A primeira grande experiência de Rio no PSD, como secretário-geral, ficou marcada pelo processo de refiliação que promoveu, ele que era conhecedor dos modelos de “chapeladas” eleitorais experimentadas no Porto, e na capacidade de multiplicação de votos por militantes acoplados em residências pouco rigorosas.

Esta atitude manifesta a personalidade dele – o rigor pelas normas é aceite como base para a construção de um caminho traçado com objectivos definidos – sempre disponível para um combate que lhe pareça justo. Foi assim na presidência da Câmara do Porto, onde entendeu defender que a gestão política da cidade podia ser orientada sem a preocupação de estar atento aos apetites de outras dimensões como era o caso da actividade futebolística.

Paulo Rangel é jurista de formação, tem experiência académica e política (a nível internacional) e tem participado em combates internos no PSD tendo estado muitas vezes ao lado de Rui Rio e sempre reservou para si um lugar de destaque na vida interna do partido onde foi e é considerado um quadro competente e capaz de mobilizar os eleitores num combate eleitoral.

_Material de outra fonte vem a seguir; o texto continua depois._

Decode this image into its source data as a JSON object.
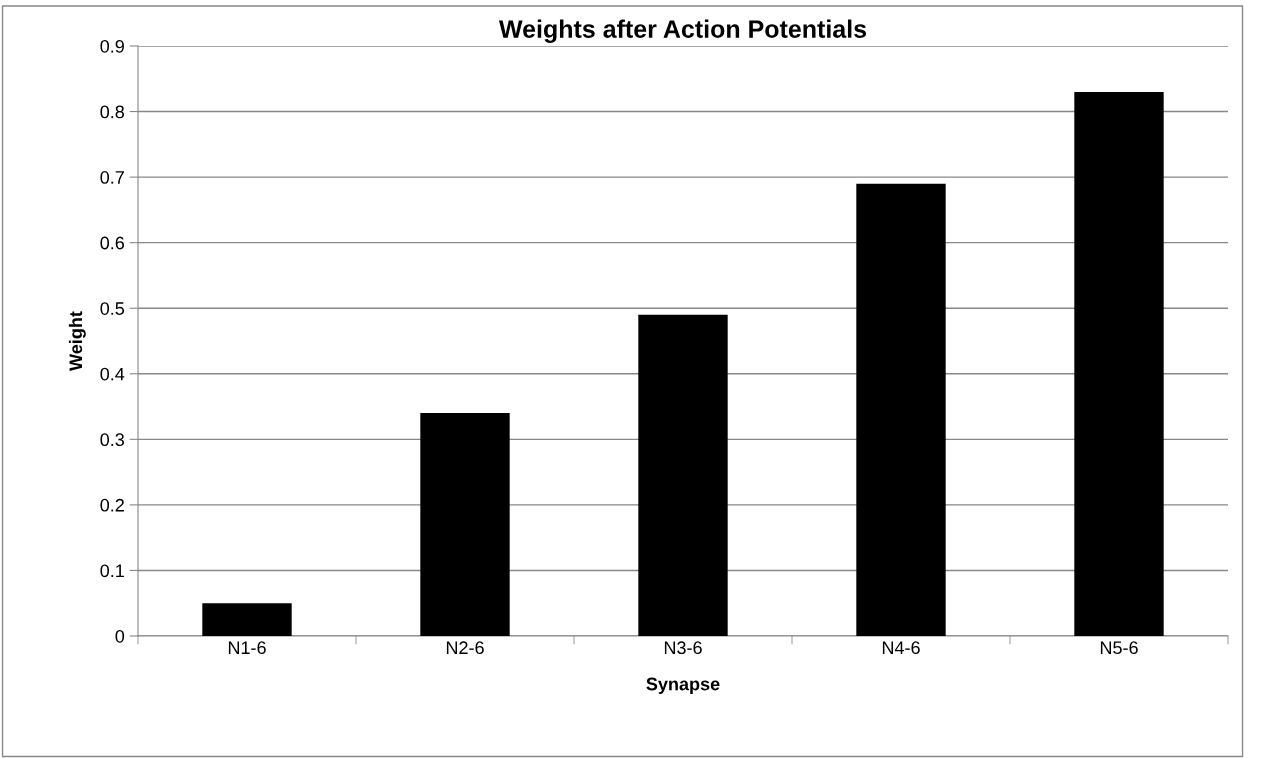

Comentador habitual de política nas televisões – onde o sistema fabrica as lideranças políticas – coube-lhe defender as posições do PSD, nomeadamente nos consulados de Passos Coelho e neste período de mudança de paradigma, inaugurado pelo PS de António Costa, desde 2015.

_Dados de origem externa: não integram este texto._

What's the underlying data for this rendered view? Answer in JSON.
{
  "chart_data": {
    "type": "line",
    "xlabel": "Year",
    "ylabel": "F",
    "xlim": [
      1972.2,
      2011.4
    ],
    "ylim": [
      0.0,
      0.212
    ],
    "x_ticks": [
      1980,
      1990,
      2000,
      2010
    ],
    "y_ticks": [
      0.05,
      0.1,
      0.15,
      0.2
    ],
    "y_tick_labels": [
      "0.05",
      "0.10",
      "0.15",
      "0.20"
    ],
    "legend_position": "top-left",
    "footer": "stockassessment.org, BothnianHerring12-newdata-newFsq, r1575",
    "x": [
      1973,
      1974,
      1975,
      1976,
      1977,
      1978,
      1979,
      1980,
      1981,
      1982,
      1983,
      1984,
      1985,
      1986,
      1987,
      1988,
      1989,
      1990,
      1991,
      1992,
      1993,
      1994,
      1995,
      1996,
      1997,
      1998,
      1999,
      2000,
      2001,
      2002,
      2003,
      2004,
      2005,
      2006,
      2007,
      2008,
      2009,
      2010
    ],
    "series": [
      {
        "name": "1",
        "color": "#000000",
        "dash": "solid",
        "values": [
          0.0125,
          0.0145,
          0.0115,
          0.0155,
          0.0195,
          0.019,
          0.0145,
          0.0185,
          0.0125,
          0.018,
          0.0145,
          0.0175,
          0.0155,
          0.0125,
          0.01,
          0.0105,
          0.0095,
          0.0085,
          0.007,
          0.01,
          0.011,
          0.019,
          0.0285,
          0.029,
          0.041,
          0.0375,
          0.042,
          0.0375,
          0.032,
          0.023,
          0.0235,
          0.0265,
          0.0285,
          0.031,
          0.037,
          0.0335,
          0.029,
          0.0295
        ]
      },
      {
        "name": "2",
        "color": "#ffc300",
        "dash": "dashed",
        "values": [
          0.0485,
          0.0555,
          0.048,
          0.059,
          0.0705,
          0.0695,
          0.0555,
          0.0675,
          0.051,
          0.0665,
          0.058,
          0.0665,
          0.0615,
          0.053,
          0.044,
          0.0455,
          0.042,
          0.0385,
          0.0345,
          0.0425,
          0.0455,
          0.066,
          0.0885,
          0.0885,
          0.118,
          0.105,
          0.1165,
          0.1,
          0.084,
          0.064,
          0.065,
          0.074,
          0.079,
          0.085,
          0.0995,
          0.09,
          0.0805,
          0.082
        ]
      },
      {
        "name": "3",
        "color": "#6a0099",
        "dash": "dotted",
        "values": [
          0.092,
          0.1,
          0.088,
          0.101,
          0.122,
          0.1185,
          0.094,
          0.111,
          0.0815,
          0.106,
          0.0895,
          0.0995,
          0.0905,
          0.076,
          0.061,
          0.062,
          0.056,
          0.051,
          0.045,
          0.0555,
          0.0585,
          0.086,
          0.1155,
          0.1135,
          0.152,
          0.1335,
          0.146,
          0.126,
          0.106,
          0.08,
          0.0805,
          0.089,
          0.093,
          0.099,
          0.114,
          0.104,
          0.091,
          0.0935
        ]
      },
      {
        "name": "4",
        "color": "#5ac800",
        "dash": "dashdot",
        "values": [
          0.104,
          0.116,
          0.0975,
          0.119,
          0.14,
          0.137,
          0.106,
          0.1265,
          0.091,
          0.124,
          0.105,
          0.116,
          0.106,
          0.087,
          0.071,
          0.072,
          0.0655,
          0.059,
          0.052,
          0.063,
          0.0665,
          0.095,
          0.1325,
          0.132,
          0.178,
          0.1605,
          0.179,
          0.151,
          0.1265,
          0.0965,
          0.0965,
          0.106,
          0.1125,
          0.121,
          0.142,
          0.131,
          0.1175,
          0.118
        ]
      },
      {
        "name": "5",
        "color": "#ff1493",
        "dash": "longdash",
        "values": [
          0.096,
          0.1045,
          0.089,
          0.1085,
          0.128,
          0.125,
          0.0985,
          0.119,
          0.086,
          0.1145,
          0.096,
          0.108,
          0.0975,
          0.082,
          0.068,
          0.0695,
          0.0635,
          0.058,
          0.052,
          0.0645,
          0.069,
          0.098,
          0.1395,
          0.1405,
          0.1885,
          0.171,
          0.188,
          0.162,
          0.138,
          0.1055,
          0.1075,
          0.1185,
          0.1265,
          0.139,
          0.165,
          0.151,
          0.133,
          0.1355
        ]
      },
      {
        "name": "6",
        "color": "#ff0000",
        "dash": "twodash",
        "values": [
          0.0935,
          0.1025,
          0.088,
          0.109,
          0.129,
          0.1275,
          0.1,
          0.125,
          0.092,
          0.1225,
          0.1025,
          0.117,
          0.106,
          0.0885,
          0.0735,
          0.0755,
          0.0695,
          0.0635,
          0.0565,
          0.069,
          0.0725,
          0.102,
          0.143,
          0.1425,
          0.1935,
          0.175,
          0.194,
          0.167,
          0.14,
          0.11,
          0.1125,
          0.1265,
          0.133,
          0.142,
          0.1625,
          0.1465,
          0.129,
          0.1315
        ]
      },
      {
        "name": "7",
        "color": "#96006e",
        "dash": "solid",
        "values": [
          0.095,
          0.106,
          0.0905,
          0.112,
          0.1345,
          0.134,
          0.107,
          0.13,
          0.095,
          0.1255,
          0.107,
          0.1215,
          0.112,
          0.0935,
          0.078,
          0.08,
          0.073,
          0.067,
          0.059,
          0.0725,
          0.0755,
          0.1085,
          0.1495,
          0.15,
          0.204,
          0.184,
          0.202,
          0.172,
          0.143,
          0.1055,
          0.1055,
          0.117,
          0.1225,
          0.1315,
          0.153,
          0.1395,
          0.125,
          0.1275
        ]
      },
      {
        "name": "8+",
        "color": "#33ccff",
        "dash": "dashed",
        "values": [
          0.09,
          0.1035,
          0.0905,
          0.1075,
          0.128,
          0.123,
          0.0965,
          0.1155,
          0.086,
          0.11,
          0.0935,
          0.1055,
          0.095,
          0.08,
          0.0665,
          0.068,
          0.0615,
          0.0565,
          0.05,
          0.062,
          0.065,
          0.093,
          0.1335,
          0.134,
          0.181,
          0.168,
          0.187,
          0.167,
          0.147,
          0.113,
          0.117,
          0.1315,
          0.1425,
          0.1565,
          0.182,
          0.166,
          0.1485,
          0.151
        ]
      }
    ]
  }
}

Marcou assim nesta discussão, critérios de combate político, de natureza ideológica, tornando-se numa referência à direita do PS, a ter em conta. Natural assim o seu aparecimento na disputa de agora, deixando para trás outras tentativas de golpe à liderança actual que se sucedem, numa lógica de convulsão interna baseada na “convicção” de que Rio poderá ser um “um bom primeiro-ministro, mas não consegue ganhar eleições”.

Estas convulsões acontecem e são experimentadas sobretudo nas estruturas do partido ocupadas por profissionais da política, ávidos de experiências de governação e dela afastados pelo “golpe” de Costa e avisados por ele da existência da “linha vermelha” que os exclui da decisão do Orçamento ( E como isso é importantes para os inquietos sociais-democratas, habituados e bafejados pela “democracia de sucesso” de Cavaco Silva – foi um bálsamo!- e pelo poder passista que apesar de “boa memória” (venceu eleições/garantiu o poder) era “demasiado” rigoroso e poupado – aquela de dizer não a Ricardo Salgado, foi um incómodo para tanta gente!!!, sobretudo para os aristocratas do corte de Lisboa.

A decisão do dia 4, privada aos militantes, vai assim fornecer aos eleitores portugueses um modelo de liderança. Os aristocratas da corte de Lisboa preferirão Rangel que lhe garantirão vantagem nos “tempos de antena” das televisões, resta saber como reagirão os militantes anónimos. Rio sabe nadar nestas águas.